En la mesa había una taza de porcelana, rota por una parte, dentro de la cual podía diferenciarse con claridad el esqueleto de lo que podría haber sido un pequeño ratón.
Dormouse…, susurró Alicia para sí, sintiendo que no podría soportar esa situación. Por el suelo había trozos de porcelana derramados, algunos manchados de algo que parecía ser sangre. Caminó con la mirada clavada en el suelo, sin poder ni querer creer lo que sus ojos le decían, y vio una pipa; la pipa de la que fumaba la Oruga. Y, junto a ella, un capullo parcialmente machacado del que emanaba un líquido viscoso que comenzaba a secarse, quedando pegado al suelo.
Quiso salir corriendo, lo habría hecho si sus piernas se lo hubieran permitido; pero en lugar de eso se derrumbó sobre la tierra junto a dos cuerpos cuyos brazos, ya huesudos, se daban la mano; Tweedledum y Tweedledee. No se atrevió a tocar nada, albergando la posibilidad de que no fuera real, de que aquello no estuviera ocurriendo verdaderamente.
Un poco más lejos vio una brújula tirada en el suelo que, rota por todas partes, aún marcaba las cinco, donde el reloj se había detenido para siempre, según podía entreverse a través del cristal destrozado.
Con los ojos llenos de lágrimas, divisó unos metros más allá un bulto peludo de color blanco, por algunas partes manchado el pelo de granate, que estaba medianamente oculto bajo las hojas de una planta del tamaño de un ser humano.

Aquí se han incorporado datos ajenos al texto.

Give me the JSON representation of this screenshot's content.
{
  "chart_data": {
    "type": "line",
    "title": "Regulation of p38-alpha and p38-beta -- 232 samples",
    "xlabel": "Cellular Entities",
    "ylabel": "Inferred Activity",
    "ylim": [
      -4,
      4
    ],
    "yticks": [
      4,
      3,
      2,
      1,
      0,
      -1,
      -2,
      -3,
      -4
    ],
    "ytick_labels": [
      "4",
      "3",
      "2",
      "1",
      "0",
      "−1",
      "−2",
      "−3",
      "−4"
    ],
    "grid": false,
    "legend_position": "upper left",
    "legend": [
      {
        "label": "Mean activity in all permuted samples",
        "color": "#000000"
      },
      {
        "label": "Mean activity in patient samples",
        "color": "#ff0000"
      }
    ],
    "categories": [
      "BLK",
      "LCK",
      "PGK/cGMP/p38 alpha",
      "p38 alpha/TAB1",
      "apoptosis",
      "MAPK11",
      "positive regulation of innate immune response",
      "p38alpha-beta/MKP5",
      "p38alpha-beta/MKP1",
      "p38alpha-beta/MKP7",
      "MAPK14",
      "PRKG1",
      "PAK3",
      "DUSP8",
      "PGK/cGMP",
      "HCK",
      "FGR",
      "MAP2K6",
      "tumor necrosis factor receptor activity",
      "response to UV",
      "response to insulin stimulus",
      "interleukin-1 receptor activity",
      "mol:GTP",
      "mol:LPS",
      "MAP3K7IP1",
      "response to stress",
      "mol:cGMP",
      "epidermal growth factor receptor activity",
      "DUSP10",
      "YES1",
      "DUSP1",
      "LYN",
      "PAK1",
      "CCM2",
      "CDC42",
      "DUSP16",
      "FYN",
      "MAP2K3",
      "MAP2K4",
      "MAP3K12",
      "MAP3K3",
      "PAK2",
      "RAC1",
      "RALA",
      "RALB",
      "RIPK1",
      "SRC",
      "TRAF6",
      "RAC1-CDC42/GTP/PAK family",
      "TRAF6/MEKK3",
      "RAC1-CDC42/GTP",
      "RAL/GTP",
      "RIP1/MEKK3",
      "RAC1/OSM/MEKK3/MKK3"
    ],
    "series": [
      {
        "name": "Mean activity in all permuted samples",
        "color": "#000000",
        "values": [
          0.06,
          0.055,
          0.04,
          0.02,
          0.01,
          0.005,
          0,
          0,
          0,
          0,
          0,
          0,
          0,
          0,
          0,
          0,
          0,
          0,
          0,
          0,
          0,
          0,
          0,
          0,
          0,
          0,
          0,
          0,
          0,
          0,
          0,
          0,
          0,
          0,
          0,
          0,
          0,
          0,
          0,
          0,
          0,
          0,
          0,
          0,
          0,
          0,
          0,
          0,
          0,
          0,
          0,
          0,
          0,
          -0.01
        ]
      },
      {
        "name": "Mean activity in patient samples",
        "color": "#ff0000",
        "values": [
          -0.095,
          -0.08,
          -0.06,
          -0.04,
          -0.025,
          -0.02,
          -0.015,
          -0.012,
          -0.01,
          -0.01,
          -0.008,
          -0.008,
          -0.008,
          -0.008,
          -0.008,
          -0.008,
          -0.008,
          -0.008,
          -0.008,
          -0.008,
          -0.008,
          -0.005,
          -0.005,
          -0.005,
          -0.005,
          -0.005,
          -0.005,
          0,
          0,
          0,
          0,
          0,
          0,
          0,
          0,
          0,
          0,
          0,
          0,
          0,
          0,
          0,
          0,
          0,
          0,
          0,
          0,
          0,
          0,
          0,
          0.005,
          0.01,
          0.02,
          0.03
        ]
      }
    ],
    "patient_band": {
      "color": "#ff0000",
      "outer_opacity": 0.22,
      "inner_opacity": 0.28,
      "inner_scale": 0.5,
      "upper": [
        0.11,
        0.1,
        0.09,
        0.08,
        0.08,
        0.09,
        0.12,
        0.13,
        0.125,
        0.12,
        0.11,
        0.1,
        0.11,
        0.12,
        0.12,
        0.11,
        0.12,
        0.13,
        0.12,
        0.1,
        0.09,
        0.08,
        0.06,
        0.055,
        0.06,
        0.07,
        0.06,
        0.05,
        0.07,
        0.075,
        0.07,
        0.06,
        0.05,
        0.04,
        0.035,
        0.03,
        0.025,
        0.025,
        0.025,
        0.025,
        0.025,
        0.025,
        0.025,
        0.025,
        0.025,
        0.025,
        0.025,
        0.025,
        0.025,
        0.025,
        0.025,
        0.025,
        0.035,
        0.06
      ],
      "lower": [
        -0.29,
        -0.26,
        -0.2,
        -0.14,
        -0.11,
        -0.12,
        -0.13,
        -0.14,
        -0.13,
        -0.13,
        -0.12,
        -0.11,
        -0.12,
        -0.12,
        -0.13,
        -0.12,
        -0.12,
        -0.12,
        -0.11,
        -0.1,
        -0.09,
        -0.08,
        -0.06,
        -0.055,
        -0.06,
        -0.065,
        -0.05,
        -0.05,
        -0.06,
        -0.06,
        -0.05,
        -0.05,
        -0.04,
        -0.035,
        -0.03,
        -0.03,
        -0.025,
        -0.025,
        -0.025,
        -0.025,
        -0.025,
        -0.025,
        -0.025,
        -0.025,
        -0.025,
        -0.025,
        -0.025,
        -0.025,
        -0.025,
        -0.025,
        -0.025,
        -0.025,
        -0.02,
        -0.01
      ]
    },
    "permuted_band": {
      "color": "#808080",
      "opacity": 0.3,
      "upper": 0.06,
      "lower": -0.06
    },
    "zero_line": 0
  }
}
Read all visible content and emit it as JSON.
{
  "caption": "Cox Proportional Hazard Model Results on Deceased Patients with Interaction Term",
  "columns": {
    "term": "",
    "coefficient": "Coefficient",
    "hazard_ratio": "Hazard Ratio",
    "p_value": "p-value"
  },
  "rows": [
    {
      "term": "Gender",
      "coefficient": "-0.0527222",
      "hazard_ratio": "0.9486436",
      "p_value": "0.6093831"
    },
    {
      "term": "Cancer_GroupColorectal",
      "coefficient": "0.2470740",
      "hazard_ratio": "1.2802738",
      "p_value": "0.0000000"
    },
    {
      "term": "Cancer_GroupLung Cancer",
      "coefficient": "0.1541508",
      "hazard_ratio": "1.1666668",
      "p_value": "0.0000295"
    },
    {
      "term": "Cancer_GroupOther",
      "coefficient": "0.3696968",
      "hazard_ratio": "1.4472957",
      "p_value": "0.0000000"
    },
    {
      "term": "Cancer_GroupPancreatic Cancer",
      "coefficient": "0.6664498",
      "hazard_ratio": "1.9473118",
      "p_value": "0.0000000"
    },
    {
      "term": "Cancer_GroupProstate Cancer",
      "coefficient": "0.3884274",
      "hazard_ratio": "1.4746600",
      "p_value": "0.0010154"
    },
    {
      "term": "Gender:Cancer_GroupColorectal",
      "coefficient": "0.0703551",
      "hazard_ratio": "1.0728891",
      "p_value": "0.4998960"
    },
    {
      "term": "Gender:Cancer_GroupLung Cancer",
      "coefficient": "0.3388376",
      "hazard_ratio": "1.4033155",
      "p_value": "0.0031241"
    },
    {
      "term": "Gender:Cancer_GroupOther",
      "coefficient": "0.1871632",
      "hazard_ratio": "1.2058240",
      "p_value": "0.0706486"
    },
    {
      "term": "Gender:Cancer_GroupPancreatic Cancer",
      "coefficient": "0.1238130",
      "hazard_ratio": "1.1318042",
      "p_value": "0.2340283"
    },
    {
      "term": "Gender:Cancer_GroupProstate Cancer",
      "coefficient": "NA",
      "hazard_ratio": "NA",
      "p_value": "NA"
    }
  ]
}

Entonces, Alicia sintió que le costaba respirar y, lanzando un sollozo al cielo estrellado, buscó en la luna la sonrisa reconfortante de Cheshire. Encontró algo parecido, aunque tal vez peor que la nada: en lugar de tener las comisuras hacia arriba, la "sonrisa" estaba invertida, curvada pronunciadamente hacia abajo. Indicando el final de Alicia y, con ella, el País de las Maravillas.